According to a report from the Department of Defense Inspector General, the new policy would allow exceptions “on a case-by-case basis to fully vetted applicants who otherwise would be barred from the United States due to ‘broad’ terrorism-related inadmissibility grounds.”

The report goes on to specify that the change applies to “individuals who worked as civil servants under the Taliban; individuals who supported U.S. military interests, including participation in resistance movements against the Taliban or the Soviet Army during specified periods; and individuals who provided only certain limited material support to the Taliban or other designated terrorist organizations.”

In a press release, the Department of Homeland security said,

These actions will also ensure that individuals who have lived under Taliban rule, such as former civil servants, those required to pay service fees to the Taliban to do things like pass through a checkpoint or obtain a passport, and those who fought against the Taliban are not mistakenly barred because of overly broad applications of terrorism-related inadmissibility grounds (TRIG) in our immigration law.

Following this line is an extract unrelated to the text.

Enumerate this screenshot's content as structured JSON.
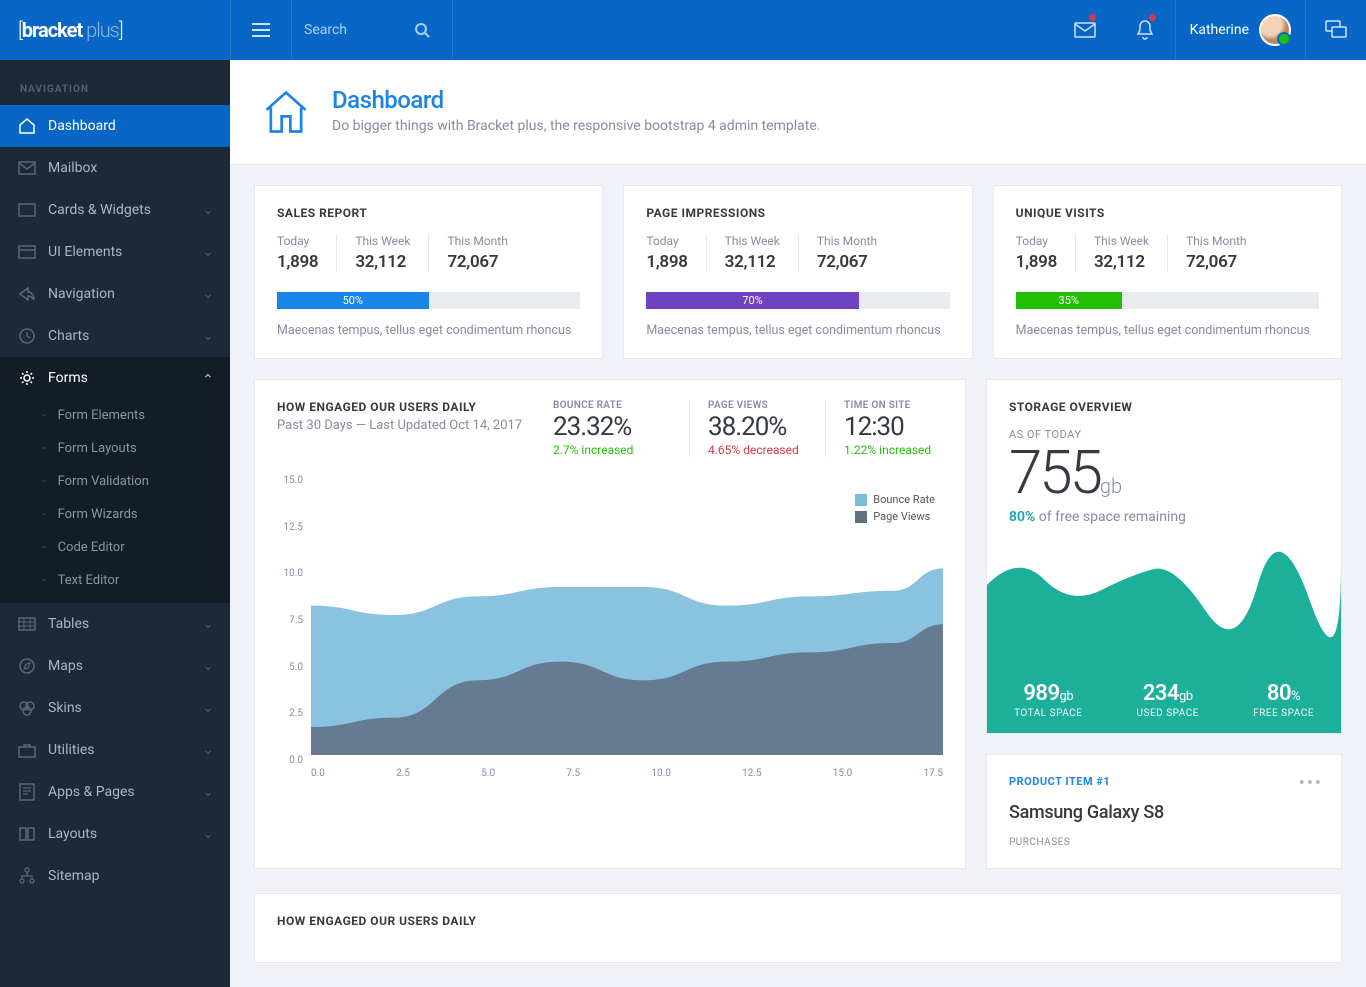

But Senate Republicans have concerns about the new policy. Bill Hagerty (R-Tenn.) led nine of his colleagues in writing a letter to Secretary of Homeland Security Alejandro Mayorkas and Secretary of State Antony Blinken questioning the change. The letter reads, in part:

On June 8, 2022, the Department of Homeland Security (DHS) and Department of State determined that they will no longer bar individuals who provide ‘insignificant material support’ or ‘limited material support’ to terrorist organizations from admission into the United States (‘June 8 Determination’). We write because the American people deserve an explanation regarding the broad, open-ended nature of this authority for exempting individuals who would otherwise be barred from immigration to the United States for supporting a terrorist organization.

Hagerty points out that previous exemptions to U.S. anti-terrorism policy were limited to specific conflicts, regions, and periods of time, such as the Lebanese Civil War or the revolution against Saddam Hussein.

In contrast, Hagerty claims that this new change, which never mentions Afghanistan or Afghans, is overly broad and could apply to, for example, “current or former members of Iran’s Islamic Revolutionary Guard Corps (IRGC) and IRGC-linked entities, which are responsible for the deaths of hundreds of U.S. service members in Iraq and Afghanistan,” or to asylum-seekers at the southern border.

The letter concludes with a list of questions for Mayorkas and Blinken, including inquiries questioning to whom these exceptions have been applied and whether they have been used on migrants with ties to the IRGC, or at the southern border. They requested that the questions be answered by Sept. 12.

Republican Sens. Rick Scott (Fla.), Kevin Cramer (N.D.), Ted Cruz (Texas), Marco Rubio (Fla.), Joni Ernst (Iowa), Roger Marshall (Kan.), Tommy Tuberville (Ala.), John Hoeven (N.D.), and Steve Daines (Mont.) joined Hagerty in signing the letter.